Le principe d’une suspension liée à l’autorité de la chose jugée au pénal. Le juge civil dispose d’un pouvoir d’appréciation pour ordonner un sursis à statuer. Ce pouvoir est discrétionnaire et s’exerce dans l’intérêt d’une bonne administration de la justice. La décision relève ainsi de l’opportunité laissée aux juges du fond. Son contrôle par la Cour de cassation est dès lors limité à l’absence de dénaturation.

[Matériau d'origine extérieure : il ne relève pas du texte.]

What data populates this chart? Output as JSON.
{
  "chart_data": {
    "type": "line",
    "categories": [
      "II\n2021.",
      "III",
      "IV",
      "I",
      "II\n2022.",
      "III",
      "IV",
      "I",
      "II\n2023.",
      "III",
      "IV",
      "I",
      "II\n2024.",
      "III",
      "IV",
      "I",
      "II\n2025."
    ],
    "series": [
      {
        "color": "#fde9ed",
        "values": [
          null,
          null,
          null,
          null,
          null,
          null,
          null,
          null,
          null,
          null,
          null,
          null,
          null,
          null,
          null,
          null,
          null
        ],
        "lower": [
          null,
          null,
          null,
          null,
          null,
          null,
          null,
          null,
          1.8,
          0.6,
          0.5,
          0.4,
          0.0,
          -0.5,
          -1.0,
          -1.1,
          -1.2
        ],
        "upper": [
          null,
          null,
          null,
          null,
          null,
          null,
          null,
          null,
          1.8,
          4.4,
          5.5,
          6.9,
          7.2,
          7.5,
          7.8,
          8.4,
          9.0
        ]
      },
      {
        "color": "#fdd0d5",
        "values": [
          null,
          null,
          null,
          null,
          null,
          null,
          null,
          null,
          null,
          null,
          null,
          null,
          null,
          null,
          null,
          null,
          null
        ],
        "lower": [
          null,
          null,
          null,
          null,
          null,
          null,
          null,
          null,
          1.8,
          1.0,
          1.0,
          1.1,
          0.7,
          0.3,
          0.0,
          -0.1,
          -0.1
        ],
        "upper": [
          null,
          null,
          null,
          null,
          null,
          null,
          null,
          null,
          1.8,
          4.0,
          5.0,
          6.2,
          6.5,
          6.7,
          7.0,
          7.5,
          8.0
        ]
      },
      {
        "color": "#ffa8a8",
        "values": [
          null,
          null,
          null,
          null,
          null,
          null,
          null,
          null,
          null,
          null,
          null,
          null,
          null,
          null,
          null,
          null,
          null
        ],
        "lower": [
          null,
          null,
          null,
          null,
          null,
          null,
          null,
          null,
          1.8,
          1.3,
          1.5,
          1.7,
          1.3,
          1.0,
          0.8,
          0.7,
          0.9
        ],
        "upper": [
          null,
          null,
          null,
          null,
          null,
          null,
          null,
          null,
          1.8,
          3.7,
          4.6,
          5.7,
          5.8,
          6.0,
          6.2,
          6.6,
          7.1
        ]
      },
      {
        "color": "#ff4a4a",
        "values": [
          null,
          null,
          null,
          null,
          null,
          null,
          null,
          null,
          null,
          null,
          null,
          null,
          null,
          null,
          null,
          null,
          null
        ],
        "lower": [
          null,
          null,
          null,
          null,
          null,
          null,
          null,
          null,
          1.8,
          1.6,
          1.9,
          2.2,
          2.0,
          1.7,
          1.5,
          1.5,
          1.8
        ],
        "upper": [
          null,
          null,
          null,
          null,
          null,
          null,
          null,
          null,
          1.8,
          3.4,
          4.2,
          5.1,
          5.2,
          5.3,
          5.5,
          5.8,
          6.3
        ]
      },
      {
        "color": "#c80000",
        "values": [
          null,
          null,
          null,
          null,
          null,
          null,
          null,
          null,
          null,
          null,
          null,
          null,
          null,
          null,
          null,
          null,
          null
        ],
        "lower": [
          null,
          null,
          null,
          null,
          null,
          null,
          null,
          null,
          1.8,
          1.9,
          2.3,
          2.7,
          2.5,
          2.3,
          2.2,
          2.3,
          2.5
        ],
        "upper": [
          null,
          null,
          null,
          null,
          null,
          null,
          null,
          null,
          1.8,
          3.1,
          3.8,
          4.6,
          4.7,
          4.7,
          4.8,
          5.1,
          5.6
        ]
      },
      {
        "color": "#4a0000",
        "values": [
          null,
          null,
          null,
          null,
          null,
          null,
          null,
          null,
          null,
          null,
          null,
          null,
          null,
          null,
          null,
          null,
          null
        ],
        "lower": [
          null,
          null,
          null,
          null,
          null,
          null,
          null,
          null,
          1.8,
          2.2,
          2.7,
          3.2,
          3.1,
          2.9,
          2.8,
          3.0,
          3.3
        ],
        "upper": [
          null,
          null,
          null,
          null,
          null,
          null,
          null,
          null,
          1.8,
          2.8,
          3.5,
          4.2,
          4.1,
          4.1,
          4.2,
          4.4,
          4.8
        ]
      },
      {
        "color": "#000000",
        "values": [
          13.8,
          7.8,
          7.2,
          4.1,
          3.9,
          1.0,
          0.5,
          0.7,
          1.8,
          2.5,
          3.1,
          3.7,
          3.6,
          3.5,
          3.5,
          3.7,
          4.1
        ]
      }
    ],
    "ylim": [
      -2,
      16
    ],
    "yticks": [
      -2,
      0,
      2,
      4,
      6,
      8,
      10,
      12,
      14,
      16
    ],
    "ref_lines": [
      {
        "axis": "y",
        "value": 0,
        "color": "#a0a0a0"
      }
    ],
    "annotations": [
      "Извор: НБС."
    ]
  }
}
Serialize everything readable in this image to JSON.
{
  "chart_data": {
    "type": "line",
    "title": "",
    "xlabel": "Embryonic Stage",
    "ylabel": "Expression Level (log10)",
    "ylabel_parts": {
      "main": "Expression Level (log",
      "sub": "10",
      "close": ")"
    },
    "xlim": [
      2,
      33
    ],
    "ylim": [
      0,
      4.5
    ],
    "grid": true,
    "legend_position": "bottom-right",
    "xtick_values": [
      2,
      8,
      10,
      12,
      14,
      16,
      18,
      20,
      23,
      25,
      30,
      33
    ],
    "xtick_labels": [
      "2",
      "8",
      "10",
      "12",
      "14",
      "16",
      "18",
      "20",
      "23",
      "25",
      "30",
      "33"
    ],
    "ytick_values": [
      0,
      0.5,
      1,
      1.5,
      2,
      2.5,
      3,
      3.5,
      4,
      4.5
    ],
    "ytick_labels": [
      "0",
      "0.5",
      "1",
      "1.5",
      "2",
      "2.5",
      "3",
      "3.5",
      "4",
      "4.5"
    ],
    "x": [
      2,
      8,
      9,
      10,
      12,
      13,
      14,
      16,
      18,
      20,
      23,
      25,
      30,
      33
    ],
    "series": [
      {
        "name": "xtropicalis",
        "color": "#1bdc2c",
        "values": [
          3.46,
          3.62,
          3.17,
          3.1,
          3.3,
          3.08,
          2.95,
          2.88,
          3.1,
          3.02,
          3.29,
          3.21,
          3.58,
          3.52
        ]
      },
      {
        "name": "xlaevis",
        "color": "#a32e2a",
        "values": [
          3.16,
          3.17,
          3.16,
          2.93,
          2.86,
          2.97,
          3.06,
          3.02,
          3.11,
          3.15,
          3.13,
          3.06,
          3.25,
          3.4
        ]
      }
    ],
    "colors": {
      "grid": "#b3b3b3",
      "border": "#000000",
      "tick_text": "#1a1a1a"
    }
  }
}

La condition d’une influence déterminante de la décision pénale. Le sursis n’est justifié que si la solution du litige civil dépend du résultat de l’action pénale. En l’espèce, la cour d’appel a constaté une identité parfaite entre les griefs du licenciement et les faits poursuivis. « Les griefs du licenciement correspondent exactement aux faits visés dans la plainte » (Motif 19). La décision pénale aura donc une influence nécessaire sur le litige prud’homal.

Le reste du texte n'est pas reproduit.